So what's the moral of this story? Aside from 'lesbians hold grudges'?
i think im the only person who makes thank you cards for their drug dealer
all i know is that each time we woke up we were at a different chinese restaurant. help.
Made a salesman quit his job, a saleswoman cry, and got a manager to half shout "fuck this"....successful drunk Christmas shopping
Just had flashback to me showering u with stir fry as u rythed on the floor
I just threw up over a bridge. I didn't even know there was a bridge in this town. Vodka is like a transportation device.
We convinced the Dj to let us play musical chairs...... I won by the way.
You're obviously not trying hard enough. GET LAID. Kittens die for less.
Touche salesman.
Are you up yet? I really want to know if i tried sleeping in a field... i have the vaguest memory of trying to
Get the fuck back here. Your brother taped bottle rockets to the front of his scooter and is bombing around screaming, "Rest in peace, Goose!"

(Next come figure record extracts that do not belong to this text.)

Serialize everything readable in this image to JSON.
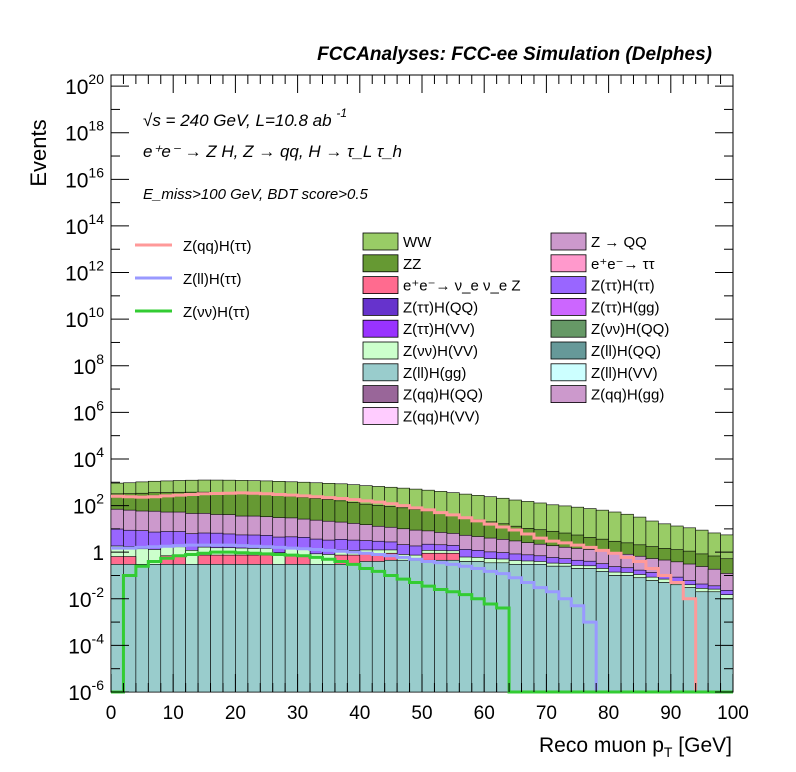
{
  "header": {
    "title": "FCCAnalyses: FCC-ee Simulation (Delphes)",
    "energy_line": "√s = 240 GeV, L=10.8 ab",
    "lumi_exp": "-1",
    "process_line": "e⁺e⁻ → Z H, Z → qq, H → τ_L τ_h",
    "cuts_line": "E_miss>100 GeV, BDT score>0.5"
  },
  "colors": {
    "WW": "#99cc66",
    "ZZ": "#669933",
    "nunuZ": "#ff6b8f",
    "ZttHQQ": "#6633cc",
    "ZttHVV": "#9933ff",
    "ZnnHVV": "#ccffcc",
    "ZllHgg": "#99cccc",
    "ZqqHQQ": "#996699",
    "ZqqHVV": "#ffccff",
    "ZQQ": "#cc99cc",
    "tautau": "#ff99cc",
    "ZttHtt": "#9966ff",
    "ZttHgg": "#cc66ff",
    "ZnnHQQ": "#669966",
    "ZllHQQ": "#669999",
    "ZllHVV": "#ccffff",
    "ZqqHgg": "#cc99cc",
    "sig_qq": "#ff9999",
    "sig_ll": "#9999ff",
    "sig_nn": "#33cc33"
  },
  "chart_data": {
    "type": "area",
    "xlabel": "Reco muon p",
    "xlabel_sub": "T",
    "xlabel_unit": " [GeV]",
    "ylabel": "Events",
    "xlim": [
      0,
      100
    ],
    "ylim": [
      1e-06,
      3e+20
    ],
    "log_y": true,
    "bin_width": 2,
    "x_ticks": [
      "0",
      "10",
      "20",
      "30",
      "40",
      "50",
      "60",
      "70",
      "80",
      "90",
      "100"
    ],
    "y_ticks": [
      {
        "base": "10",
        "exp": "-6"
      },
      {
        "base": "10",
        "exp": "-4"
      },
      {
        "base": "10",
        "exp": "-2"
      },
      {
        "base": "1",
        "exp": ""
      },
      {
        "base": "10",
        "exp": "2"
      },
      {
        "base": "10",
        "exp": "4"
      },
      {
        "base": "10",
        "exp": "6"
      },
      {
        "base": "10",
        "exp": "8"
      },
      {
        "base": "10",
        "exp": "10"
      },
      {
        "base": "10",
        "exp": "12"
      },
      {
        "base": "10",
        "exp": "14"
      },
      {
        "base": "10",
        "exp": "16"
      },
      {
        "base": "10",
        "exp": "18"
      },
      {
        "base": "10",
        "exp": "20"
      }
    ],
    "stack_top": {
      "name": "WW",
      "values": [
        600,
        630,
        700,
        750,
        780,
        820,
        850,
        870,
        880,
        880,
        870,
        860,
        850,
        830,
        800,
        780,
        750,
        720,
        700,
        650,
        600,
        560,
        520,
        480,
        440,
        400,
        360,
        320,
        280,
        250,
        220,
        190,
        160,
        140,
        120,
        100,
        90,
        80,
        70,
        60,
        50,
        40,
        30,
        20,
        15,
        12,
        10,
        8,
        6,
        5
      ]
    },
    "stack_zz": {
      "name": "ZZ",
      "values": [
        250,
        260,
        280,
        300,
        310,
        320,
        330,
        330,
        320,
        310,
        300,
        280,
        260,
        240,
        220,
        200,
        180,
        160,
        140,
        120,
        100,
        90,
        80,
        70,
        60,
        50,
        40,
        32,
        25,
        20,
        16,
        13,
        10,
        8,
        7,
        6,
        5,
        4,
        3,
        2.5,
        2,
        1.7,
        1.4,
        1.2,
        1,
        0.9,
        0.8,
        0.6,
        0.5,
        0.4
      ]
    },
    "stack_upper": {
      "name": "Z(qq)H(gg)",
      "values": [
        60,
        55,
        50,
        50,
        45,
        45,
        40,
        40,
        35,
        35,
        30,
        30,
        28,
        26,
        25,
        22,
        20,
        18,
        16,
        14,
        12,
        10,
        9,
        8,
        7,
        6,
        5,
        4.5,
        4,
        3.5,
        3,
        2.6,
        2.2,
        1.8,
        1.5,
        1.3,
        1.1,
        1,
        0.9,
        0.8,
        0.7,
        0.6,
        0.5,
        0.4,
        0.35,
        0.3,
        0.25,
        0.2,
        0.15,
        0.1
      ]
    },
    "stack_mid": {
      "name": "Z(ττ)H(ττ)",
      "values": [
        8,
        7,
        7,
        6,
        6,
        6,
        5,
        5,
        5,
        4.5,
        4,
        4,
        3.8,
        3.5,
        3.2,
        3,
        2.8,
        2.5,
        2.3,
        2.1,
        1.9,
        1.7,
        1.5,
        1.3,
        1.1,
        1,
        0.9,
        0.8,
        0.7,
        0.6,
        0.5,
        0.45,
        0.4,
        0.35,
        0.3,
        0.25,
        0.2,
        0.18,
        0.15,
        0.12,
        0.1,
        0.08,
        0.06,
        0.05,
        0.04,
        0.03,
        0.02,
        0.015,
        0.01,
        0.008
      ]
    },
    "stack_lowmid": {
      "name": "Z(νν)H(VV)",
      "values": [
        1.2,
        1.1,
        1.1,
        1,
        1,
        1,
        0.9,
        0.9,
        0.8,
        0.8,
        0.75,
        0.7,
        0.7,
        0.65,
        0.6,
        0.6,
        0.55,
        0.5,
        0.5,
        0.45,
        0.4,
        0.4,
        0.35,
        0.35,
        0.3,
        0.3,
        0.28,
        0.25,
        0.22,
        0.2,
        0.18,
        0.16,
        0.14,
        0.12,
        0.1,
        0.09,
        0.08,
        0.07,
        0.06,
        0.05,
        0.04,
        0.035,
        0.03,
        0.025,
        0.02,
        0.015,
        0.01,
        0.008,
        0.006,
        0.005
      ]
    },
    "stack_nunuZ": {
      "name": "e⁺e⁻→ ν_e ν_e Z",
      "values": [
        0.35,
        0.35,
        0.0,
        0.0,
        0.4,
        0.4,
        0.0,
        0.45,
        0.45,
        0.45,
        0.45,
        0.45,
        0.45,
        0.0,
        0.45,
        0.45,
        0.0,
        0.0,
        0.45,
        0.45,
        0.45,
        0.45,
        0.45,
        0.0,
        0.0,
        0.45,
        0.45,
        0.45,
        0.0,
        0.0,
        0.0,
        0.0,
        0.0,
        0.0,
        0.0,
        0.0,
        0.0,
        0.0,
        0.0,
        0.0,
        0.0,
        0.0,
        0.0,
        0.0,
        0.0,
        0.0,
        0.0,
        0.0,
        0.0,
        0.0
      ]
    },
    "stack_bottom": {
      "name": "Z(ll)H(gg)",
      "values": [
        0.3,
        0.3,
        0.3,
        0.3,
        0.3,
        0.3,
        0.3,
        0.3,
        0.3,
        0.3,
        0.3,
        0.3,
        0.3,
        0.3,
        0.3,
        0.3,
        0.3,
        0.3,
        0.3,
        0.3,
        0.4,
        0.4,
        0.45,
        0.45,
        0.45,
        0.45,
        0.45,
        0.45,
        0.4,
        0.4,
        0.35,
        0.35,
        0.3,
        0.3,
        0.3,
        0.25,
        0.25,
        0.2,
        0.2,
        0.15,
        0.1,
        0.1,
        0.08,
        0.06,
        0.05,
        0.04,
        0.03,
        0.02,
        0.02,
        0.01
      ]
    },
    "series": [
      {
        "name": "Z(qq)H(ττ)",
        "values": [
          250,
          240,
          230,
          240,
          260,
          280,
          300,
          320,
          330,
          340,
          350,
          340,
          320,
          300,
          280,
          260,
          240,
          220,
          200,
          180,
          160,
          140,
          120,
          100,
          80,
          65,
          50,
          40,
          30,
          22,
          16,
          12,
          9,
          6,
          4,
          3,
          2.5,
          2,
          1.6,
          1.2,
          0.9,
          0.6,
          0.4,
          0.2,
          0.1,
          0.05,
          0.01,
          1e-06,
          1e-06,
          1e-06
        ]
      },
      {
        "name": "Z(ll)H(ττ)",
        "values": [
          1.5,
          1.5,
          1.6,
          1.7,
          1.8,
          1.9,
          2.0,
          2.0,
          2.0,
          2.0,
          1.9,
          1.8,
          1.7,
          1.6,
          1.5,
          1.4,
          1.3,
          1.2,
          1.1,
          1.0,
          0.9,
          0.8,
          0.7,
          0.6,
          0.5,
          0.4,
          0.35,
          0.3,
          0.25,
          0.2,
          0.15,
          0.12,
          0.08,
          0.05,
          0.03,
          0.02,
          0.01,
          0.005,
          0.001,
          1e-06,
          1e-06,
          1e-06,
          1e-06,
          1e-06,
          1e-06,
          1e-06,
          1e-06,
          1e-06,
          1e-06,
          1e-06
        ]
      },
      {
        "name": "Z(νν)H(ττ)",
        "values": [
          1e-06,
          0.1,
          0.25,
          0.4,
          0.55,
          0.7,
          0.8,
          0.9,
          1.0,
          1.0,
          0.95,
          0.9,
          0.85,
          0.8,
          0.75,
          0.7,
          0.6,
          0.5,
          0.4,
          0.3,
          0.2,
          0.15,
          0.1,
          0.07,
          0.05,
          0.035,
          0.025,
          0.02,
          0.015,
          0.01,
          0.006,
          0.004,
          1e-06,
          1e-06,
          1e-06,
          1e-06,
          1e-06,
          1e-06,
          1e-06,
          1e-06,
          1e-06,
          1e-06,
          1e-06,
          1e-06,
          1e-06,
          1e-06,
          1e-06,
          1e-06,
          1e-06,
          1e-06
        ]
      }
    ],
    "legend_lines": [
      "Z(qq)H(ττ)",
      "Z(ll)H(ττ)",
      "Z(νν)H(ττ)"
    ],
    "legend_fills_col1": [
      "WW",
      "ZZ",
      "e⁺e⁻→ ν_e ν_e Z",
      "Z(ττ)H(QQ)",
      "Z(ττ)H(VV)",
      "Z(νν)H(VV)",
      "Z(ll)H(gg)",
      "Z(qq)H(QQ)",
      "Z(qq)H(VV)"
    ],
    "legend_fills_col2": [
      "Z → QQ",
      "e⁺e⁻→ ττ",
      "Z(ττ)H(ττ)",
      "Z(ττ)H(gg)",
      "Z(νν)H(QQ)",
      "Z(ll)H(QQ)",
      "Z(ll)H(VV)",
      "Z(qq)H(gg)"
    ]
  }
}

Our host-mom was rubbing her back sympathetically going "muy bien, chica" while she puked on the beach. So yeah, I think we got the best one.
Apparently we stole a dog last night. I woke up and it was just staring at me. But we fed it left over KFC for breakfast so it's cool.
The fact our science teacher from high school was buying us drinks and hitting on me doesn't matter.
Typical. We're ready to go, and you're not wearing pants.